Repotting japanese arrowhead — frequently asked questions

How often should you repot japanese arrowhead?

Pot on seedlings as they grow; not a perennial repot for japanese arrowhead. Japanese Arrowhead is a seasonal crop, so you pot it on as a growing plant rather than repotting a perennial. Step seedlings up gradually into heavy clay loam or aquatic planting compost so the roots never circle the cell, ending in a large final container. A root-bound transplant stalls and never fully recovers.

What size pot does japanese arrowhead need?

Pot japanese arrowhead on gradually — a seedling jumped straight into a huge pot sits in cold, wet, airless soil and stalls. Step up one or two sizes at a time as the roots fill each container, finishing in a large final pot or the ground. The aim is roots that never circle and never check. Use our pot size calculator to size it from the plant's current pot and root spread.

When is the best time of year to repot japanese arrowhead?

Pot japanese arrowhead on through the active growing season, whenever roots fill the current container — there is no single date, just "before it becomes root-bound". Avoid potting on during a cold snap.

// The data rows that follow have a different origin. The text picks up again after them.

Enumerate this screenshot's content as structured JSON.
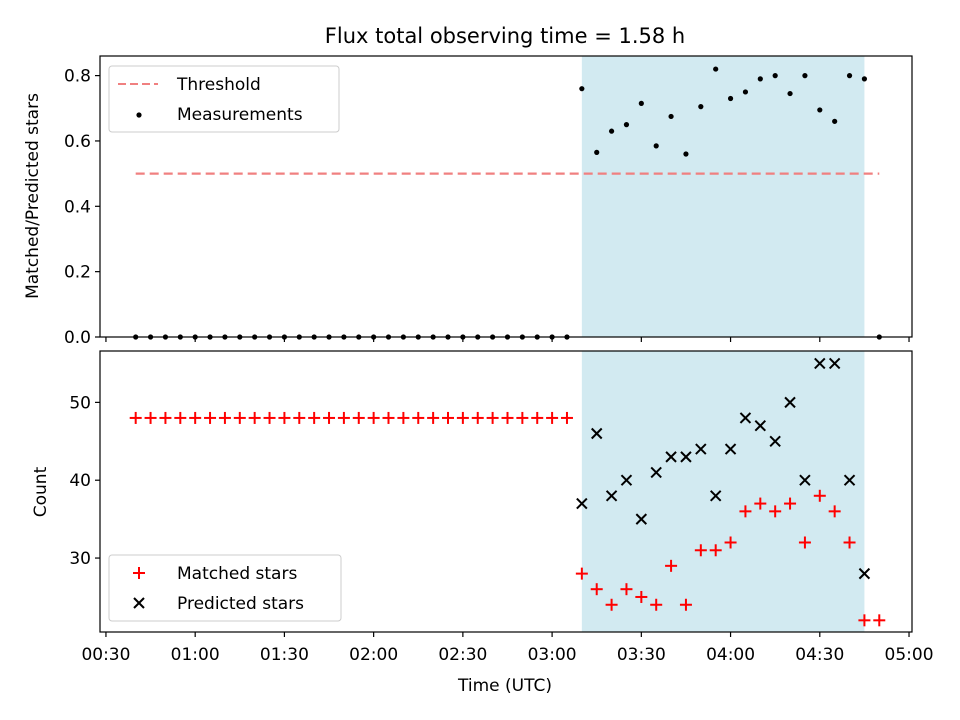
{
  "figure": {
    "title": "Flux total observing time = 1.58 h",
    "xlabel": "Time (UTC)",
    "xtick_labels": [
      "00:30",
      "01:00",
      "01:30",
      "02:00",
      "02:30",
      "03:00",
      "03:30",
      "04:00",
      "04:30",
      "05:00"
    ]
  },
  "colors": {
    "threshold": "#f08080",
    "shade": "#add8e6",
    "measurement": "#000000",
    "matched": "#ff0000",
    "predicted": "#000000"
  },
  "chart_data": [
    {
      "type": "scatter",
      "ylabel": "Matched/Predicted stars",
      "xlim": [
        "00:28",
        "05:01"
      ],
      "ylim": [
        0,
        0.86
      ],
      "yticks": [
        0.0,
        0.2,
        0.4,
        0.6,
        0.8
      ],
      "ytick_labels": [
        "0.0",
        "0.2",
        "0.4",
        "0.6",
        "0.8"
      ],
      "grid": false,
      "legend_position": "top-left",
      "shaded_interval": [
        "03:10",
        "04:45"
      ],
      "threshold": {
        "name": "Threshold",
        "value": 0.5,
        "x": [
          "00:40",
          "04:50"
        ]
      },
      "series": [
        {
          "name": "Measurements",
          "x": [
            "00:40",
            "00:45",
            "00:50",
            "00:55",
            "01:00",
            "01:05",
            "01:10",
            "01:15",
            "01:20",
            "01:25",
            "01:30",
            "01:35",
            "01:40",
            "01:45",
            "01:50",
            "01:55",
            "02:00",
            "02:05",
            "02:10",
            "02:15",
            "02:20",
            "02:25",
            "02:30",
            "02:35",
            "02:40",
            "02:45",
            "02:50",
            "02:55",
            "03:00",
            "03:05",
            "03:10",
            "03:15",
            "03:20",
            "03:25",
            "03:30",
            "03:35",
            "03:40",
            "03:45",
            "03:50",
            "03:55",
            "04:00",
            "04:05",
            "04:10",
            "04:15",
            "04:20",
            "04:25",
            "04:30",
            "04:35",
            "04:40",
            "04:45",
            "04:50"
          ],
          "y": [
            0,
            0,
            0,
            0,
            0,
            0,
            0,
            0,
            0,
            0,
            0,
            0,
            0,
            0,
            0,
            0,
            0,
            0,
            0,
            0,
            0,
            0,
            0,
            0,
            0,
            0,
            0,
            0,
            0,
            0,
            0.76,
            0.565,
            0.63,
            0.65,
            0.715,
            0.585,
            0.675,
            0.56,
            0.705,
            0.82,
            0.73,
            0.75,
            0.79,
            0.8,
            0.745,
            0.8,
            0.695,
            0.66,
            0.8,
            0.79,
            0
          ]
        }
      ]
    },
    {
      "type": "scatter",
      "ylabel": "Count",
      "xlim": [
        "00:28",
        "05:01"
      ],
      "ylim": [
        20.5,
        56.6
      ],
      "yticks": [
        30,
        40,
        50
      ],
      "ytick_labels": [
        "30",
        "40",
        "50"
      ],
      "grid": false,
      "legend_position": "bottom-left",
      "shaded_interval": [
        "03:10",
        "04:45"
      ],
      "series": [
        {
          "name": "Matched stars",
          "marker": "+",
          "x": [
            "00:40",
            "00:45",
            "00:50",
            "00:55",
            "01:00",
            "01:05",
            "01:10",
            "01:15",
            "01:20",
            "01:25",
            "01:30",
            "01:35",
            "01:40",
            "01:45",
            "01:50",
            "01:55",
            "02:00",
            "02:05",
            "02:10",
            "02:15",
            "02:20",
            "02:25",
            "02:30",
            "02:35",
            "02:40",
            "02:45",
            "02:50",
            "02:55",
            "03:00",
            "03:05",
            "03:10",
            "03:15",
            "03:20",
            "03:25",
            "03:30",
            "03:35",
            "03:40",
            "03:45",
            "03:50",
            "03:55",
            "04:00",
            "04:05",
            "04:10",
            "04:15",
            "04:20",
            "04:25",
            "04:30",
            "04:35",
            "04:40",
            "04:45",
            "04:50"
          ],
          "y": [
            48,
            48,
            48,
            48,
            48,
            48,
            48,
            48,
            48,
            48,
            48,
            48,
            48,
            48,
            48,
            48,
            48,
            48,
            48,
            48,
            48,
            48,
            48,
            48,
            48,
            48,
            48,
            48,
            48,
            48,
            28,
            26,
            24,
            26,
            25,
            24,
            29,
            24,
            31,
            31,
            32,
            36,
            37,
            36,
            37,
            32,
            38,
            36,
            32,
            22,
            22
          ]
        },
        {
          "name": "Predicted stars",
          "marker": "x",
          "x": [
            "03:10",
            "03:15",
            "03:20",
            "03:25",
            "03:30",
            "03:35",
            "03:40",
            "03:45",
            "03:50",
            "03:55",
            "04:00",
            "04:05",
            "04:10",
            "04:15",
            "04:20",
            "04:25",
            "04:30",
            "04:35",
            "04:40",
            "04:45"
          ],
          "y": [
            37,
            46,
            38,
            40,
            35,
            41,
            43,
            43,
            44,
            38,
            44,
            48,
            47,
            45,
            50,
            40,
            55,
            55,
            40,
            28
          ]
        }
      ]
    }
  ]
}
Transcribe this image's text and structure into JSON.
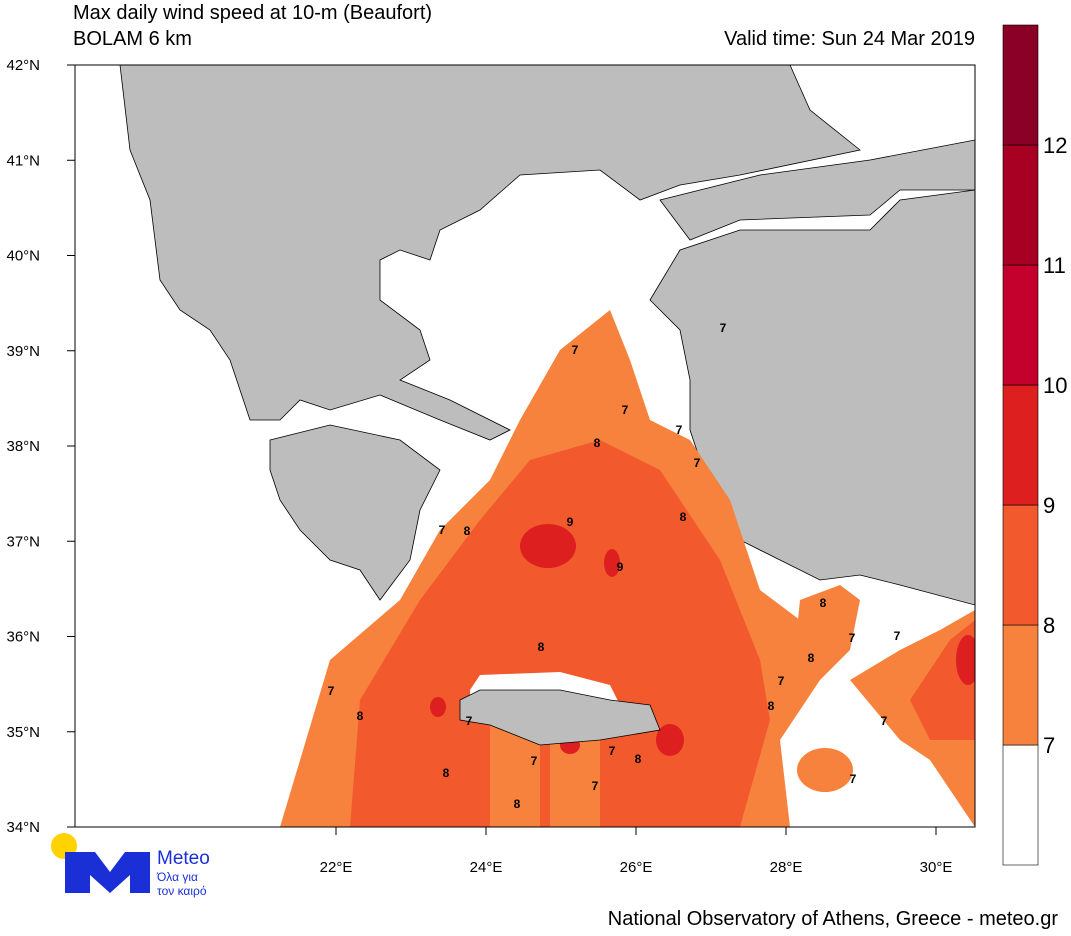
{
  "header": {
    "title": "Max daily wind speed at 10-m (Beaufort)",
    "subtitle": "BOLAM 6 km",
    "valid_time": "Valid time: Sun 24 Mar 2019"
  },
  "map": {
    "lat_ticks": [
      {
        "value": 42,
        "label": "42°N"
      },
      {
        "value": 41,
        "label": "41°N"
      },
      {
        "value": 40,
        "label": "40°N"
      },
      {
        "value": 39,
        "label": "39°N"
      },
      {
        "value": 38,
        "label": "38°N"
      },
      {
        "value": 37,
        "label": "37°N"
      },
      {
        "value": 36,
        "label": "36°N"
      },
      {
        "value": 35,
        "label": "35°N"
      },
      {
        "value": 34,
        "label": "34°N"
      }
    ],
    "lon_ticks": [
      {
        "value": 22,
        "label": "22°E"
      },
      {
        "value": 24,
        "label": "24°E"
      },
      {
        "value": 26,
        "label": "26°E"
      },
      {
        "value": 28,
        "label": "28°E"
      },
      {
        "value": 30,
        "label": "30°E"
      }
    ],
    "contour_labels": [
      7,
      7,
      8,
      7,
      7,
      8,
      9,
      9,
      7,
      8,
      8,
      7,
      8,
      7,
      7,
      8,
      7,
      8,
      7,
      8,
      7,
      7,
      7,
      7,
      8,
      8,
      7,
      8,
      7
    ]
  },
  "colorbar": {
    "levels": [
      7,
      8,
      9,
      10,
      11,
      12
    ],
    "colors": [
      "#ffffff",
      "#f7823d",
      "#f25a2e",
      "#de1f1f",
      "#c4002c",
      "#a80022",
      "#8b0026"
    ]
  },
  "logo": {
    "name": "Meteo",
    "line1": "Όλα για",
    "line2": "τον καιρό"
  },
  "footer": "National Observatory of Athens, Greece - meteo.gr"
}
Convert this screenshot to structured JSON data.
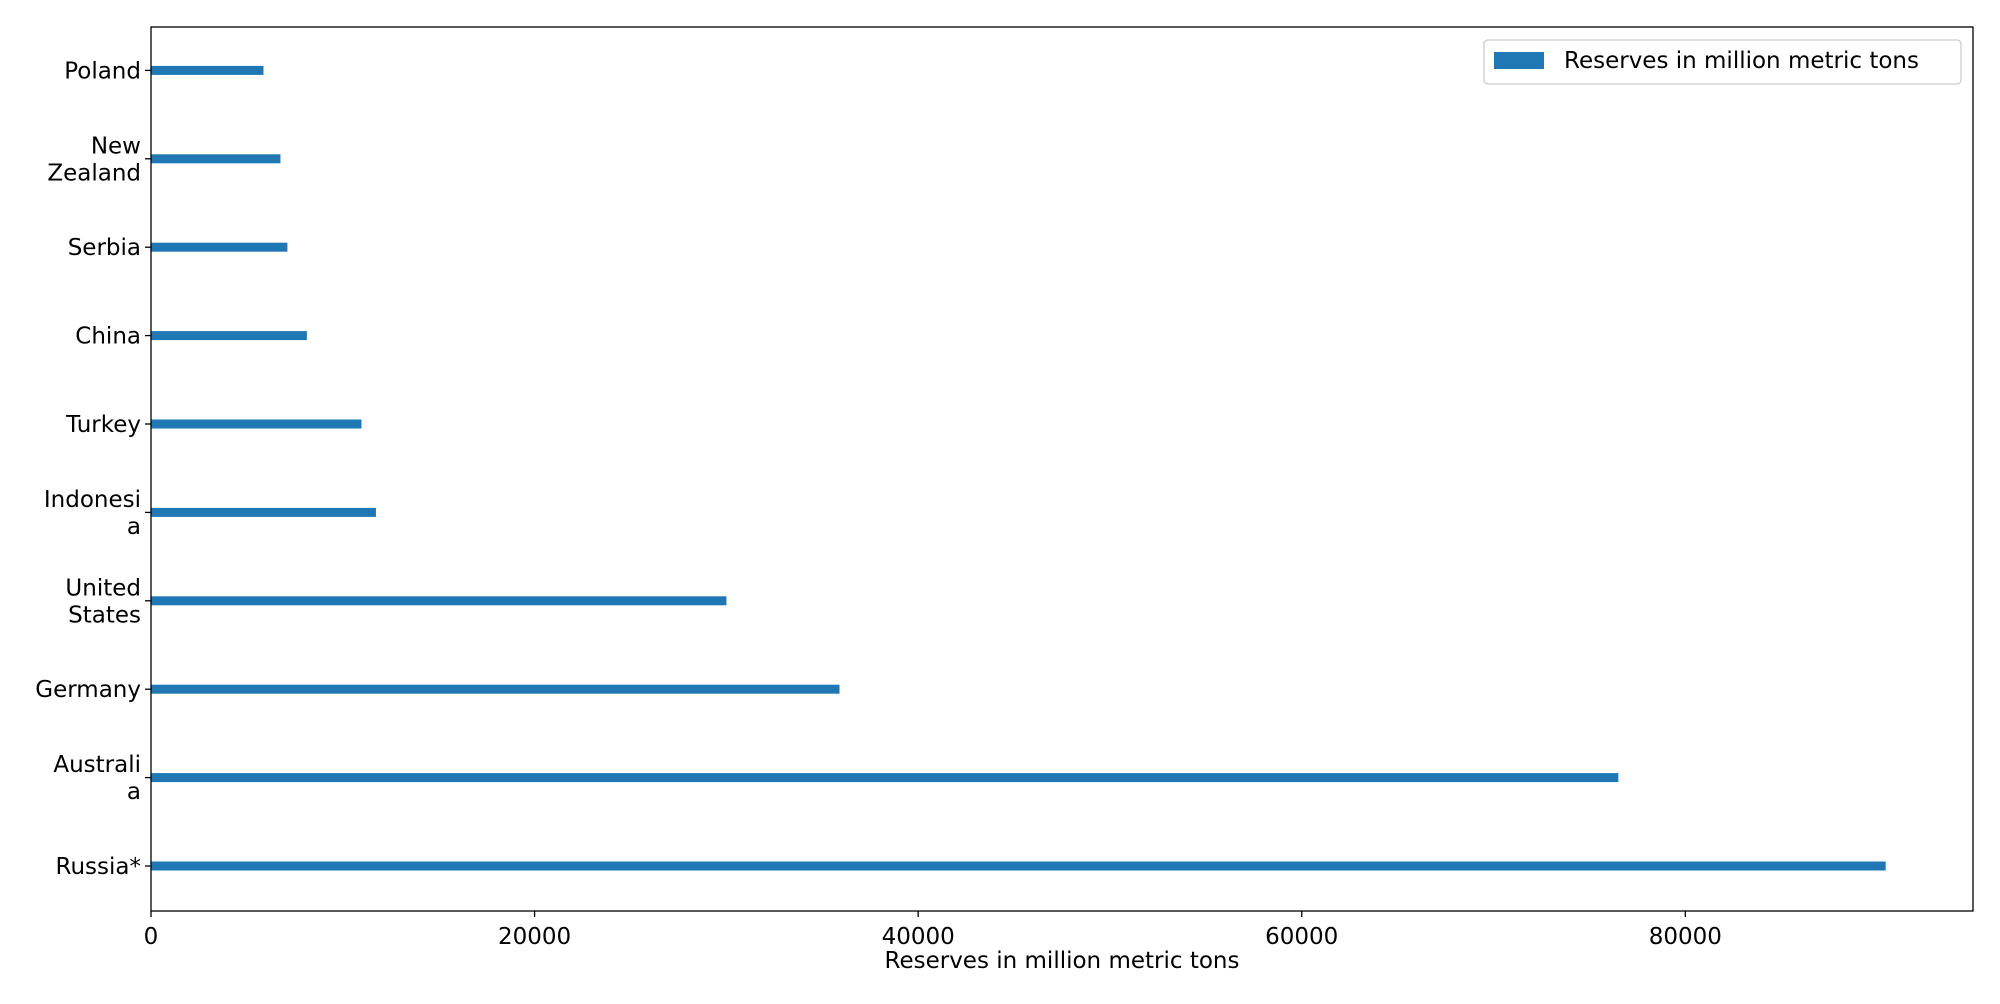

Can you put japanese arrowhead straight into a much bigger pot?

No. Even a fast-growing japanese arrowhead should only go up one pot size at a time. A vastly oversized pot holds a reservoir of wet soil the roots cannot reach, which stays cold and soggy and rots the roots — the opposite of what you wanted.

Should you fertilise japanese arrowhead after repotting?

Not immediately. Wait about 1 week after repotting japanese arrowhead. Fresh mix already contains nutrients, and feeding freshly cut or disturbed roots burns them. Resume your normal feeding routine once you see new growth.